Du centre à la droite

L’express.fr : pour son premier grand meeting Macron fait du Sarkozy

il y a 3 mois, par infosecusanté

L’express.fr : pour son premier grand meeting Macron fait du Sarkozy
Le 11 Décembre 2016

par Corinne Lhaîk

Cette fois, Emmanuel Macron entre dans le dur des propositions. Pour son second meeting parisien, le président d’En marche ! a confirmé ses talents de tribun, révélés le 12 juillet à la Mutualité. Et il a commencé à dresser son programme, en particulier économique et social. De nouvelles propositions, dans d’autres domaines ( éducation, environnement, culture, défense et sécurité) sont promises d’ici à la fin de février.

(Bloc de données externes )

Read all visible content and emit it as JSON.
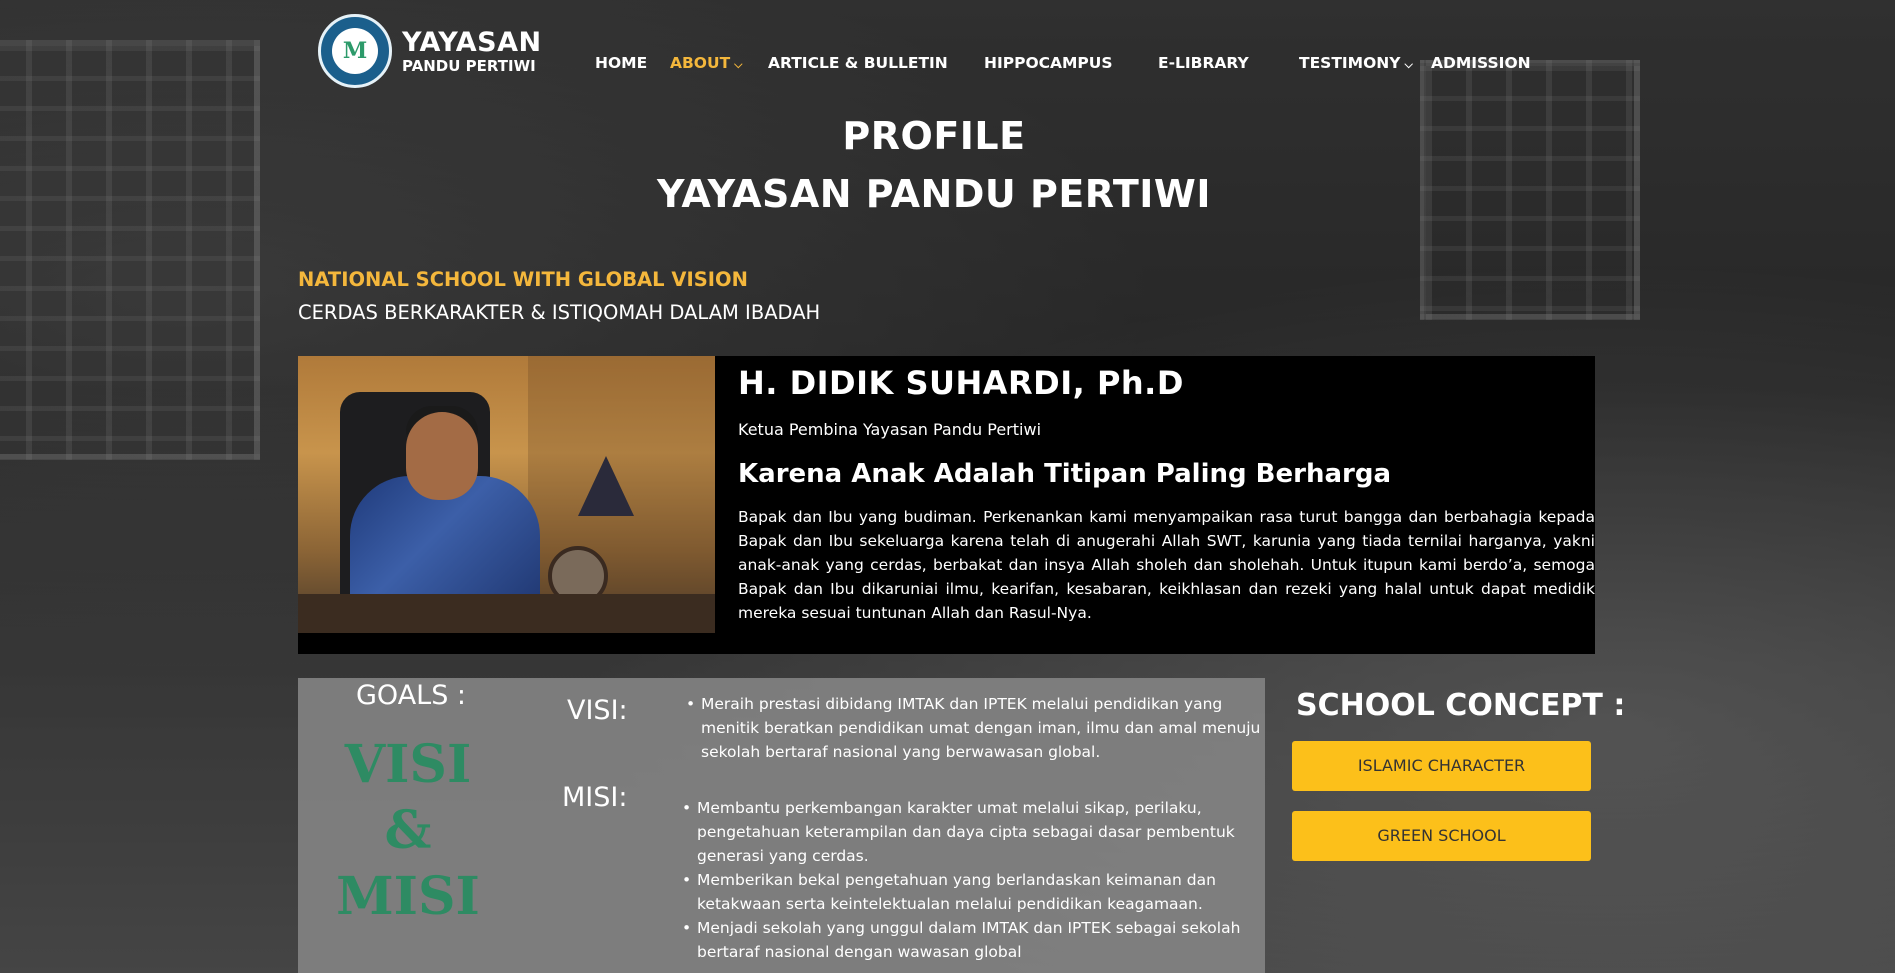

Est-ce le lieu, ce Parc des expositions de la Porte de Versailles, là où le candidat Nicolas Sarkozy a prononcé un discours d’investiture remarqué le 14 janvier 2007 ? En tout cas, Emmanuel Macron s’est fait le défenseur du travail et du pouvoir d’achat. "Il faut protéger le travail et non pas protéger les Français du travail", a-t-il dit. Pour condamner la frilosité de ceux qui croient que le gâteau ne peut pas grandir et qu’il faut le partager, il se réfère au prix Nobel d’économie, Joseph Stiglitz, récemment rencontré aux Etats-Unis.

Travail, "pouvoir d’achat" et CSG

Macron n’hésite pas à se proclamer "le candidat du travail", qui veut réconcilier le pays avec le goût du risque, retrouver la volonté d’entreprendre. Si les accents sont convaincants -l’orateur sait transporter son public- les recettes sont classiques.

Le président d’En Marche veut continuer à alléger le coût du travail pour inciter les entreprises à embaucher, mais n’annonce pas vraiment de mesures nouvelles. Il entend transformer le CICE ( un crédit d’impôt au profit des entreprises) en baisse de charges. Soit. Mais sans promettre une réduction de charges supplémentaires aux entreprises.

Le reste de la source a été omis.